Just found apache.evasive-whitelist
https://web301.atrelix.net:2083/apps/scopes/apply/apache.evasive-whitelist
cpcmd scope:set apache.evasive-whitelist '[127.0.0.1]'

However, the UI is a little confusing and I did not find any documentation explaining the format or how to use the apache.evasive-whitelist command.
Ref: Brute-force protection | ApisCP Docs
Ref: mod_evasive/SOURCES/README.md at master · apisnetworks/mod_evasive · GitHub

Screenshot 2024-10-16 at 2.11.34 PM
Screenshot 2024-10-16 at 2.11.34 PM1678×1570 212 KB

Looks like apache.evasive-whitelist might also be an append operation, similar to the fail2ban whitelist op and that could be part of why the UI is a little confusing? Maybe a “Whitelist” section on the /admin/Evasive page showing an example might be useful?

EDIT: It appears the UI doesn’t allow adding more than two IPs.

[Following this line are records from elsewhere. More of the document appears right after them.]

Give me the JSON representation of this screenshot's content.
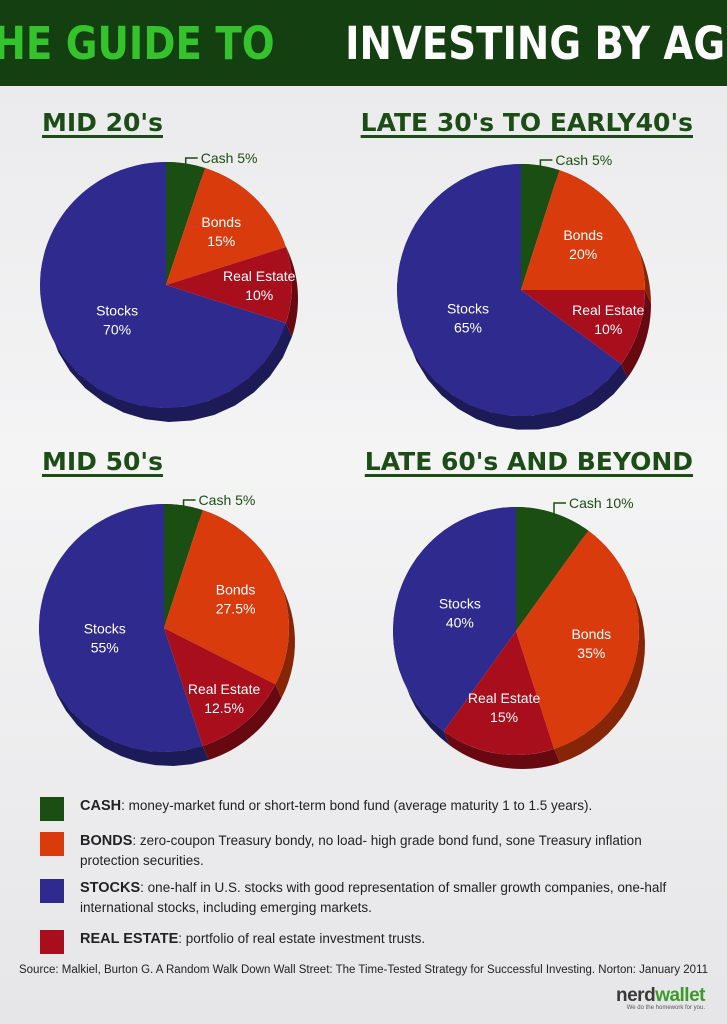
{
  "header": {
    "title_part1": "THE GUIDE TO",
    "title_part2": "INVESTING BY AGE"
  },
  "colors": {
    "cash": "#1b4e13",
    "bonds": "#d93b0c",
    "stocks": "#2f2a8e",
    "real_estate": "#a80e1c"
  },
  "chart_data": [
    {
      "type": "pie",
      "title": "MID 20's",
      "slices": [
        {
          "label": "Cash",
          "value": 5,
          "display": "5%",
          "category": "cash"
        },
        {
          "label": "Bonds",
          "value": 15,
          "display": "15%",
          "category": "bonds"
        },
        {
          "label": "Real Estate",
          "value": 10,
          "display": "10%",
          "category": "real_estate"
        },
        {
          "label": "Stocks",
          "value": 70,
          "display": "70%",
          "category": "stocks"
        }
      ]
    },
    {
      "type": "pie",
      "title": "LATE 30's TO EARLY40's",
      "slices": [
        {
          "label": "Cash",
          "value": 5,
          "display": "5%",
          "category": "cash"
        },
        {
          "label": "Bonds",
          "value": 20,
          "display": "20%",
          "category": "bonds"
        },
        {
          "label": "Real Estate",
          "value": 10,
          "display": "10%",
          "category": "real_estate"
        },
        {
          "label": "Stocks",
          "value": 65,
          "display": "65%",
          "category": "stocks"
        }
      ]
    },
    {
      "type": "pie",
      "title": "MID 50's",
      "slices": [
        {
          "label": "Cash",
          "value": 5,
          "display": "5%",
          "category": "cash"
        },
        {
          "label": "Bonds",
          "value": 27.5,
          "display": "27.5%",
          "category": "bonds"
        },
        {
          "label": "Real Estate",
          "value": 12.5,
          "display": "12.5%",
          "category": "real_estate"
        },
        {
          "label": "Stocks",
          "value": 55,
          "display": "55%",
          "category": "stocks"
        }
      ]
    },
    {
      "type": "pie",
      "title": "LATE 60's AND BEYOND",
      "slices": [
        {
          "label": "Cash",
          "value": 10,
          "display": "10%",
          "category": "cash"
        },
        {
          "label": "Bonds",
          "value": 35,
          "display": "35%",
          "category": "bonds"
        },
        {
          "label": "Real Estate",
          "value": 15,
          "display": "15%",
          "category": "real_estate"
        },
        {
          "label": "Stocks",
          "value": 40,
          "display": "40%",
          "category": "stocks"
        }
      ]
    }
  ],
  "legend": [
    {
      "category": "cash",
      "term": "CASH",
      "description": ": money-market fund or short-term bond fund (average maturity 1 to 1.5 years)."
    },
    {
      "category": "bonds",
      "term": "BONDS",
      "description": ": zero-coupon Treasury bondy, no load- high grade bond fund, sone Treasury inflation protection securities."
    },
    {
      "category": "stocks",
      "term": "STOCKS",
      "description": ": one-half in U.S. stocks with good representation of smaller growth companies, one-half international stocks, including emerging markets."
    },
    {
      "category": "real_estate",
      "term": "REAL ESTATE",
      "description": ": portfolio of real estate investment trusts."
    }
  ],
  "source": "Source: Malkiel, Burton G.  A Random Walk Down Wall Street: The Time-Tested Strategy for Successful Investing.  Norton: January 2011",
  "logo": {
    "part1": "nerd",
    "part2": "wallet",
    "tagline": "We do the homework for you."
  }
}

Using cpcmd scope:set apache.evasive-whitelist to manually whitelist each IP individually worked:

# cpcmd scope:set apache.evasive-whitelist '111.111.111.111'
1
# cpcmd scope:set apache.evasive-whitelist '222.222.222.222'
1

However, it’s also worth mentioning that when I tried to use the example from the UI listed under CLI Invocations > SETTER of cpcmd scope:set apache.evasive-whitelist '[111.111.111.111,222.222.222.222]', I got an error:

# cpcmd scope:set apache.evasive-whitelist '[111.111.111.111,222.222.222.222]'
(Exception) INTERNAL REPORT: TypeError::__set_state(array(
   'message' => 'strpos(): Argument #1 ($haystack) must be of type string, array given',
   'string' => '',
   'code' => 0,
   'file' => '/usr/local/apnscp/lib/Opcenter/Admin/Settings/Apache/EvasiveWhitelist.php',
   'line' => 32,
   'trace' => 
...
3

Evasive will still report a 429 Too Many Requests as it has immediate discretion. This is a result of a plugin repeatedly sending requests without a cooldown period, and gets worse the more performant the install is - funnily enough.

You have two immediate solutions, Toolbox for ApisCP, a plugin developed by @anatoli to sidestep these throttles for logged-in users, or overriding the throttle limits entirely.

Lastly, you can bypass this by setting throttle values remarkably high or bypassing specific URL filters. Ideally there should be a deadline to persist every setInterval() ms rather than basing off setTimeout - or ignoring it entirely.

4

Perfect! These are great solutions. Thank you very much.